Capstone: Zero-Downtime Blue-Green Infrastructure
Congratulations on reaching the final capstone project of the Terraform & AWS DevOps Mastery track!
Throughout this course, you have designed networks, secured credentials, provisioned clusters, and automated delivery pipelines. In this capstone, we pull all these skills together to solve one of the most difficult challenges in systems engineering: executing zero-downtime infrastructure upgrades.
Specifically, we will design and build a Blue-Green Deployment Infrastructure that provisions a new application environment (Green) alongside our running environment (Blue) and swaps traffic seamlessly at the load-balancer layer.
The Blue-Green Architecture Layout
- Blue Environment: The current active production environment running version
1.0.0of our application. - Green Environment: The new environment running version
2.0.0of our application. - Application Load Balancer (ALB): The traffic router. It routes public traffic strictly to the Blue environment until the Green environment passes all health checks, at which point it shifts traffic gracefully.
[ Public Internet traffic ]
│
▼
[ Application Load Balancer ]
/ \
(Weight: 0%) / \ (Weight: 100%)
▼ ▼
[ Target Group Blue ] [ Target Group Green ]
(App Version: 1.0.0) (App Version: 2.0.0)
Step 1: Enforcing Order of Operations with Lifecycle Rules
By default, when you modify a resource that requires replacement (like altering an ECS Task Definition port or launching a new SQS queue configuration), Terraform destroys the existing resource first and then provisions the new one. This results in service downtime.
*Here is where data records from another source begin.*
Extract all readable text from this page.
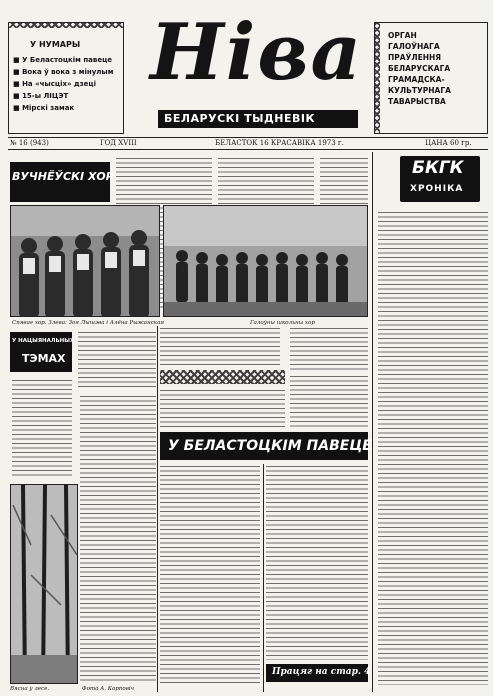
У НУМАРЫ
■ У Беластоцкім павеце
■ Вока ў вока з мінулым
■ На «чысціх» дзеці
■ 15-ы ЛІЦЭТ
■ Мірскі замак
Ніва
БЕЛАРУСКІ ТЫДНЕВІК
ОРГАН
ГАЛОЎНАГА
ПРАЎЛЕННЯ
БЕЛАРУСКАГА
ГРАМАДСКА-
КУЛЬТУРНАГА
ТАВАРЫСТВА
№ 16 (943)	ГОД XVIII	БЕЛАСТОК 16 КРАСАВІКА 1973 г.	ЦАНА 60 гр.
ВУЧНЁЎСКІ ХОР
Спявае хор. Злева: Зоя Лышэва і Алёна Рыжанская	Галоўны школьны хор
БКГК
ХРОНІКА
У НАЦЫЯНАЛЬНЫХ
ТЭМАХ
Вясна ў лесе.	Фота А. Карповіч
У БЕЛАСТОЦКІМ ПАВЕЦЕ
Працяг на стар. 4
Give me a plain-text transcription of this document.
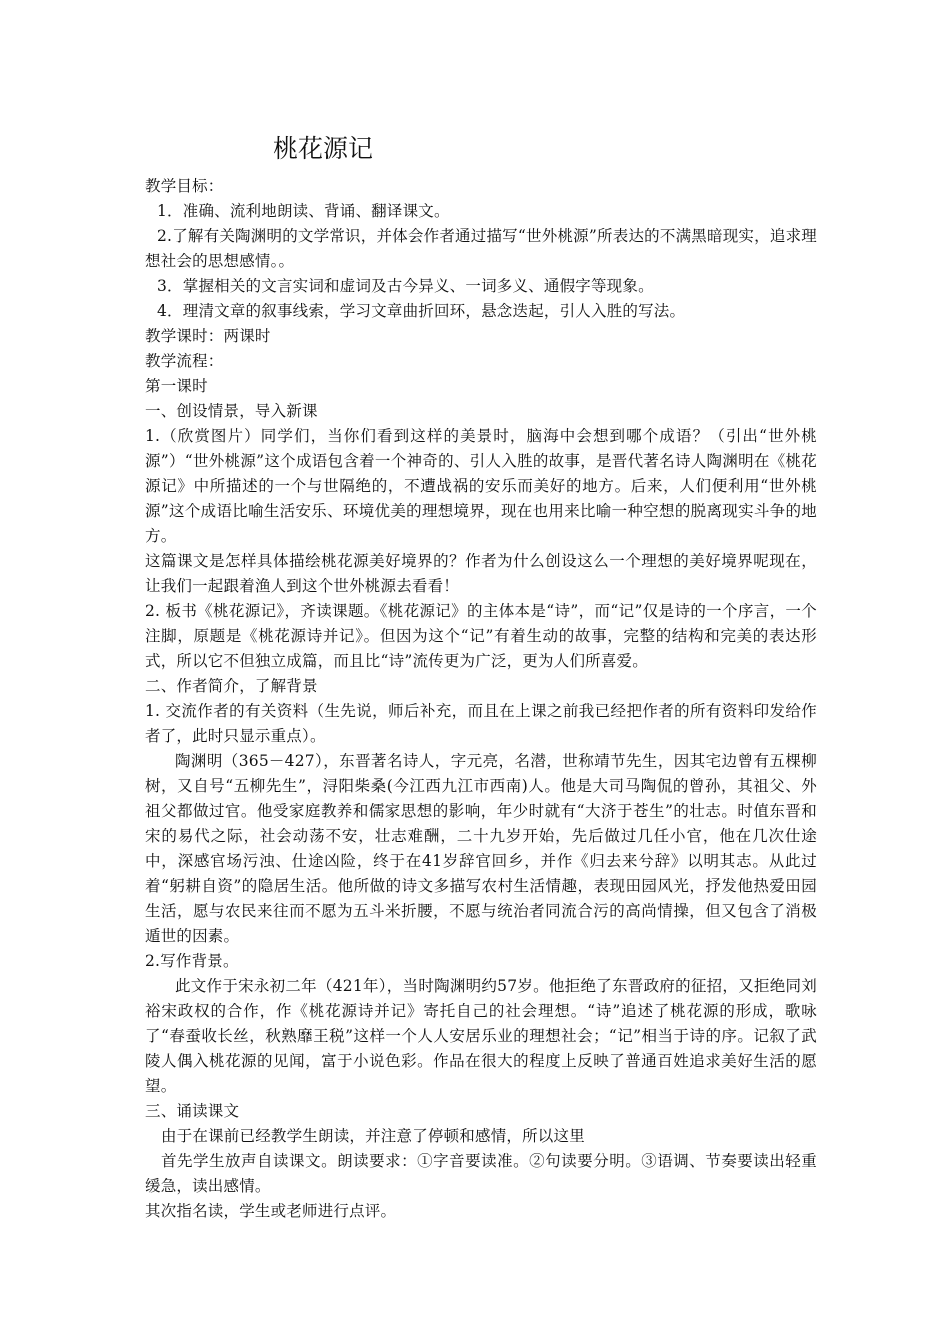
桃花源记

教学目标：

1．准确、流利地朗读、背诵、翻译课文。

2.了解有关陶渊明的文学常识，并体会作者通过描写“世外桃源”所表达的不满黑暗现实，追求理想社会的思想感情。。

3．掌握相关的文言实词和虚词及古今异义、一词多义、通假字等现象。

4．理清文章的叙事线索，学习文章曲折回环，悬念迭起，引人入胜的写法。

教学课时：两课时

教学流程：

第一课时

一、创设情景，导入新课

1.（欣赏图片）同学们，当你们看到这样的美景时，脑海中会想到哪个成语？（引出“世外桃源”）“世外桃源”这个成语包含着一个神奇的、引人入胜的故事，是晋代著名诗人陶渊明在《桃花源记》中所描述的一个与世隔绝的，不遭战祸的安乐而美好的地方。后来，人们便利用“世外桃源”这个成语比喻生活安乐、环境优美的理想境界，现在也用来比喻一种空想的脱离现实斗争的地方。

这篇课文是怎样具体描绘桃花源美好境界的？作者为什么创设这么一个理想的美好境界呢现在，让我们一起跟着渔人到这个世外桃源去看看！

2. 板书《桃花源记》，齐读课题。《桃花源记》的主体本是“诗”，而“记”仅是诗的一个序言，一个注脚，原题是《桃花源诗并记》。但因为这个“记”有着生动的故事，完整的结构和完美的表达形式，所以它不但独立成篇，而且比“诗”流传更为广泛，更为人们所喜爱。

二、作者简介，了解背景

1. 交流作者的有关资料（生先说，师后补充，而且在上课之前我已经把作者的所有资料印发给作者了，此时只显示重点）。

陶渊明（365－427），东晋著名诗人，字元亮，名潜，世称靖节先生，因其宅边曾有五棵柳树，又自号“五柳先生”，浔阳柴桑(今江西九江市西南)人。他是大司马陶侃的曾孙，其祖父、外祖父都做过官。他受家庭教养和儒家思想的影响，年少时就有“大济于苍生”的壮志。时值东晋和宋的易代之际，社会动荡不安，壮志难酬，二十九岁开始，先后做过几任小官，他在几次仕途中，深感官场污浊、仕途凶险，终于在41岁辞官回乡，并作《归去来兮辞》以明其志。从此过着“躬耕自资”的隐居生活。他所做的诗文多描写农村生活情趣，表现田园风光，抒发他热爱田园生活，愿与农民来往而不愿为五斗米折腰，不愿与统治者同流合污的高尚情操，但又包含了消极遁世的因素。

2.写作背景。

此文作于宋永初二年（421年），当时陶渊明约57岁。他拒绝了东晋政府的征招，又拒绝同刘裕宋政权的合作，作《桃花源诗并记》寄托自己的社会理想。“诗”追述了桃花源的形成，歌咏了“春蚕收长丝，秋熟靡王税”这样一个人人安居乐业的理想社会；“记”相当于诗的序。记叙了武陵人偶入桃花源的见闻，富于小说色彩。作品在很大的程度上反映了普通百姓追求美好生活的愿望。

三、诵读课文

由于在课前已经教学生朗读，并注意了停顿和感情，所以这里

首先学生放声自读课文。朗读要求：①字音要读准。②句读要分明。③语调、节奏要读出轻重缓急，读出感情。

其次指名读，学生或老师进行点评。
To change this, we must enforce a strict create_before_destroy lifecycle policy:
# modules/app/main.tf
# Define stateless container task
resource "aws_ecs_task_definition" "app" {
family = "${var.environment}-app"
network_mode = "awsvpc"
requires_compatibilities = ["FARGATE"]
cpu = "256"
memory = "512"
# ...
lifecycle {
# Force Terraform to spin up the new task version BEFORE terminating the old task version
create_before_destroy = true
}
}
Step 2: Provisioning Twin Target Groups
We provision two separate, identical target groups for our Load Balancer to hook up our Blue and Green tasks:
# modules/alb/blue-green.tf
# 1. Blue Target Group
resource "aws_lb_target_group" "blue" {
name = "${var.environment}-tg-blue"
port = 8080
protocol = "HTTP"
vpc_id = var.vpc_id
target_type = "ip"
health_check {
path = "/health"
}
}
# 2. Green Target Group
resource "aws_lb_target_group" "green" {
name = "${var.environment}-tg-green"
port = 8080
protocol = "HTTP"
vpc_id = var.vpc_id
target_type = "ip"
health_check {
path = "/health"
}
}
Step 3: Implementing Weighted Traffic Splitting
Now, we configure our Application Load Balancer listener. Instead of routing traffic to a single target group, we use a forward action with target_group weights.
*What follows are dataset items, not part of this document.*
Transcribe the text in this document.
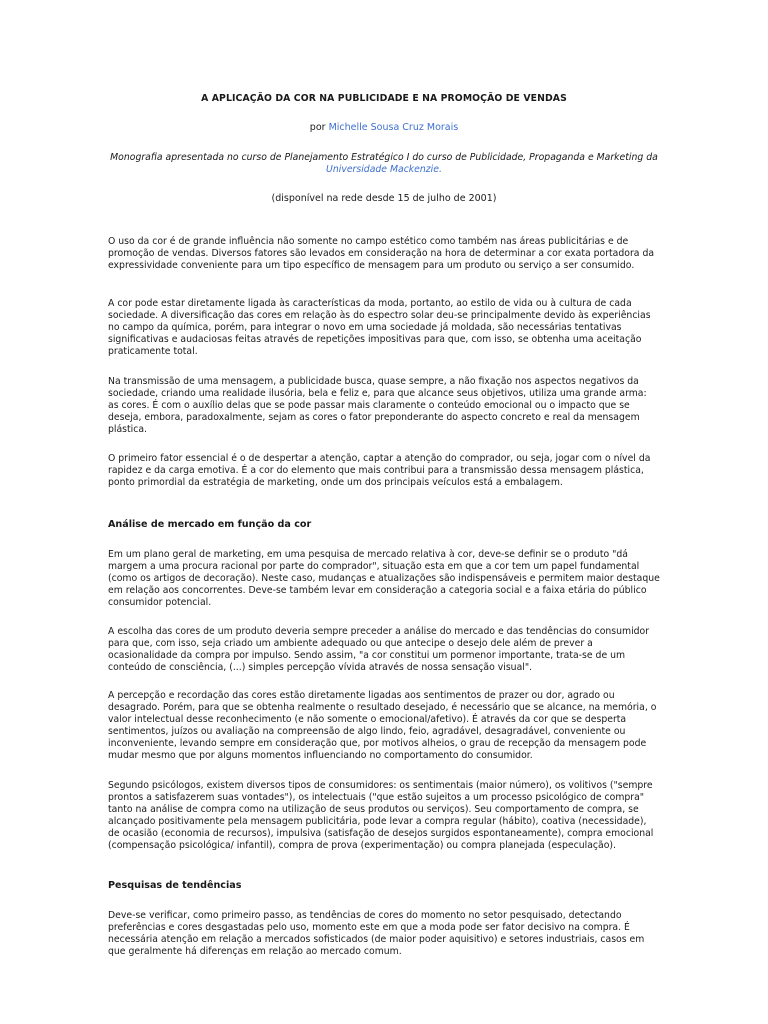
A APLICAÇÃO DA COR NA PUBLICIDADE E NA PROMOÇÃO DE VENDAS
por Michelle Sousa Cruz Morais
Monografia apresentada no curso de Planejamento Estratégico I do curso de Publicidade, Propaganda e Marketing da Universidade Mackenzie.
(disponível na rede desde 15 de julho de 2001)

O uso da cor é de grande influência não somente no campo estético como também nas áreas publicitárias e de promoção de vendas. Diversos fatores são levados em consideração na hora de determinar a cor exata portadora da expressividade conveniente para um tipo específico de mensagem para um produto ou serviço a ser consumido.

A cor pode estar diretamente ligada às características da moda, portanto, ao estilo de vida ou à cultura de cada sociedade. A diversificação das cores em relação às do espectro solar deu-se principalmente devido às experiências no campo da química, porém, para integrar o novo em uma sociedade já moldada, são necessárias tentativas significativas e audaciosas feitas através de repetições impositivas para que, com isso, se obtenha uma aceitação praticamente total.

Na transmissão de uma mensagem, a publicidade busca, quase sempre, a não fixação nos aspectos negativos da sociedade, criando uma realidade ilusória, bela e feliz e, para que alcance seus objetivos, utiliza uma grande arma: as cores. É com o auxílio delas que se pode passar mais claramente o conteúdo emocional ou o impacto que se deseja, embora, paradoxalmente, sejam as cores o fator preponderante do aspecto concreto e real da mensagem plástica.

O primeiro fator essencial é o de despertar a atenção, captar a atenção do comprador, ou seja, jogar com o nível da rapidez e da carga emotiva. É a cor do elemento que mais contribui para a transmissão dessa mensagem plástica, ponto primordial da estratégia de marketing, onde um dos principais veículos está a embalagem.

Análise de mercado em função da cor

Em um plano geral de marketing, em uma pesquisa de mercado relativa à cor, deve-se definir se o produto "dá margem a uma procura racional por parte do comprador", situação esta em que a cor tem um papel fundamental (como os artigos de decoração). Neste caso, mudanças e atualizações são indispensáveis e permitem maior destaque em relação aos concorrentes. Deve-se também levar em consideração a categoria social e a faixa etária do público consumidor potencial.

A escolha das cores de um produto deveria sempre preceder a análise do mercado e das tendências do consumidor para que, com isso, seja criado um ambiente adequado ou que antecipe o desejo dele além de prever a ocasionalidade da compra por impulso. Sendo assim, "a cor constitui um pormenor importante, trata-se de um conteúdo de consciência, (...) simples percepção vívida através de nossa sensação visual".

A percepção e recordação das cores estão diretamente ligadas aos sentimentos de prazer ou dor, agrado ou desagrado. Porém, para que se obtenha realmente o resultado desejado, é necessário que se alcance, na memória, o valor intelectual desse reconhecimento (e não somente o emocional/afetivo). É através da cor que se desperta sentimentos, juízos ou avaliação na compreensão de algo lindo, feio, agradável, desagradável, conveniente ou inconveniente, levando sempre em consideração que, por motivos alheios, o grau de recepção da mensagem pode mudar mesmo que por alguns momentos influenciando no comportamento do consumidor.

Segundo psicólogos, existem diversos tipos de consumidores: os sentimentais (maior número), os volitivos ("sempre prontos a satisfazerem suas vontades"), os intelectuais ("que estão sujeitos a um processo psicológico de compra" tanto na análise de compra como na utilização de seus produtos ou serviços). Seu comportamento de compra, se alcançado positivamente pela mensagem publicitária, pode levar a compra regular (hábito), coativa (necessidade), de ocasião (economia de recursos), impulsiva (satisfação de desejos surgidos espontaneamente), compra emocional (compensação psicológica/ infantil), compra de prova (experimentação) ou compra planejada (especulação).

Pesquisas de tendências

Deve-se verificar, como primeiro passo, as tendências de cores do momento no setor pesquisado, detectando preferências e cores desgastadas pelo uso, momento este em que a moda pode ser fator decisivo na compra. É necessária atenção em relação a mercados sofisticados (de maior poder aquisitivo) e setores industriais, casos em que geralmente há diferenças em relação ao mercado comum.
By parameterizing these weights, our GitOps pipeline can shift traffic progressively (e.g. 10% canary traffic to Green -> 50% -> 100%):
# modules/alb/variables.tf
variable "blue_weight" {
description = "Percentage of traffic to route to the Blue target group (0-100)"
type = number
default = 100
}
variable "green_weight" {
description = "Percentage of traffic to route to the Green target group (0-100)"
type = number
default = 0
}
# modules/alb/blue-green.tf (continued)
resource "aws_lb_listener" "http" {
load_balancer_arn = aws_lb.this.arn
port = "80"
protocol = "HTTP"
default_action {
type = "forward"
forward {
target_group {
arn = aws_lb_target_group.blue.arn
weight = var.blue_weight # e.g. 100 during normal ops
}
target_group {
arn = aws_lb_target_group.green.arn
weight = var.green_weight # e.g. 0 during normal ops
}
}
}
}
Step 4: The Zero-Downtime Rollout Execution
When a new code release is merged:
- The CI pipeline triggers a Terraform run, creating the Green container tasks.
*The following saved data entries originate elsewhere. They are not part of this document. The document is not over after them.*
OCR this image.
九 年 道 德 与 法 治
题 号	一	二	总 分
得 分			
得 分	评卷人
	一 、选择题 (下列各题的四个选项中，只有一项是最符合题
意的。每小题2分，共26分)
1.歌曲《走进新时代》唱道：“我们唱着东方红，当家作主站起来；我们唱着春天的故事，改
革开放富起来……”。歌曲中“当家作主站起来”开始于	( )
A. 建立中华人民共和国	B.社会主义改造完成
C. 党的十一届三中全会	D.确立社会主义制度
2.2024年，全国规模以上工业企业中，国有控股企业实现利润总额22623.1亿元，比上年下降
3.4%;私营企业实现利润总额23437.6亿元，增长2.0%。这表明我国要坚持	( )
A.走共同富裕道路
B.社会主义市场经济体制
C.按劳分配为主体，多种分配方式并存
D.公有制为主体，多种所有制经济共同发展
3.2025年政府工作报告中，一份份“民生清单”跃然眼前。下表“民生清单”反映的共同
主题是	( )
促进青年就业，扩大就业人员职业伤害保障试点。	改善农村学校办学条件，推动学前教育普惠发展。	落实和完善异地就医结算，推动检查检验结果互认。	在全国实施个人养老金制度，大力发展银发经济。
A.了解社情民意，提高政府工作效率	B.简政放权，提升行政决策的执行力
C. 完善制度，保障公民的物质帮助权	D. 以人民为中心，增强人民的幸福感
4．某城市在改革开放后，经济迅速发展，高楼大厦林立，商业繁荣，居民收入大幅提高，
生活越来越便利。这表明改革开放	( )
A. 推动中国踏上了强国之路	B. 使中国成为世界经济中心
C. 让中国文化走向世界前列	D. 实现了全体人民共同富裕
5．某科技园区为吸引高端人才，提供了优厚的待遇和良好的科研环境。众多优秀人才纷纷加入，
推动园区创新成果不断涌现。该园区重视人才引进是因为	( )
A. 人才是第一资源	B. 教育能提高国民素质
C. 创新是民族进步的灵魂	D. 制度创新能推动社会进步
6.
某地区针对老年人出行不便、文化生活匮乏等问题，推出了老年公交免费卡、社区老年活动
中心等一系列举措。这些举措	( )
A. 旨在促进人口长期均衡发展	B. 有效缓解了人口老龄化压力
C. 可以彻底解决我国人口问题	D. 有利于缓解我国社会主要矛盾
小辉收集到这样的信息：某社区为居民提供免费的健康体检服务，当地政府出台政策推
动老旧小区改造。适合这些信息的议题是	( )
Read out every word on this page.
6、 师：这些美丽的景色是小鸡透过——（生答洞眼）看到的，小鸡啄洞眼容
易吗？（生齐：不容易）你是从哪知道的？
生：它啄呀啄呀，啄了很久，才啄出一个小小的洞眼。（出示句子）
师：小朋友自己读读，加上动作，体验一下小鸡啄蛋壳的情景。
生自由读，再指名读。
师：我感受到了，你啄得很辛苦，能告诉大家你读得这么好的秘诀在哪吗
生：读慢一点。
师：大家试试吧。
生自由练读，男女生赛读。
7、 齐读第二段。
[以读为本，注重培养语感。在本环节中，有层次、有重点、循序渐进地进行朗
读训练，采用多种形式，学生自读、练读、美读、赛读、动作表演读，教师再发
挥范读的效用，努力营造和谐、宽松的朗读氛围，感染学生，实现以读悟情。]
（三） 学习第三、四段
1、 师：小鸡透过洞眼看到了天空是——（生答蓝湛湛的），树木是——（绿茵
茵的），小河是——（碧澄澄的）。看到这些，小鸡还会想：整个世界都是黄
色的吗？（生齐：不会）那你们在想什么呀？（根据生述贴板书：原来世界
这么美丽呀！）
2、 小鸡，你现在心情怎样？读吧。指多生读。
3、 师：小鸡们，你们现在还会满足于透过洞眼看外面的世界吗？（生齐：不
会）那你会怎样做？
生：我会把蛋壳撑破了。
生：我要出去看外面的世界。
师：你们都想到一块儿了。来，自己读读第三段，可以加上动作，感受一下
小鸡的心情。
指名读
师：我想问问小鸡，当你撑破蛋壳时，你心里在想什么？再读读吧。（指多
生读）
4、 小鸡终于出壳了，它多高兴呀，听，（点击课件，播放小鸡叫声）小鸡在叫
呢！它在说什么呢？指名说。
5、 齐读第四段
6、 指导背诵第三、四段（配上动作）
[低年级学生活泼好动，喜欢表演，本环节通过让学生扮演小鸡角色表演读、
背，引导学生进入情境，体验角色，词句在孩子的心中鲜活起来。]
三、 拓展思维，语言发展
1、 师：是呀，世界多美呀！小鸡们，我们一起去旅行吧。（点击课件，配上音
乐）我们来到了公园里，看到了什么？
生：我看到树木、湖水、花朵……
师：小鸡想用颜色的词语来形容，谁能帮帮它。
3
- The Green tasks register with
aws_lb_target_group.greenand begin executing health checks. - Once Green is fully healthy, the pipeline runs a surgical targeted apply to update the ALB weights:
terraform apply -var="blue_weight=0" -var="green_weight=100" -auto-approve - The Load Balancer gracefully shifts active connections to the Green tasks. Old connections on Blue are drained over 30 seconds (
deregistration_delay), resulting in absolute zero downtime. - Once traffic has migrated fully, the old Blue containers are cleanly decommissioned.
Congratulations!
You have designed, implemented, and executed a fully automated, production-grade Blue-Green deployment infrastructure. You are now equipped with the advanced technical systems knowledge needed to provision and manage modern, secure, and resilient cloud architectures at scale.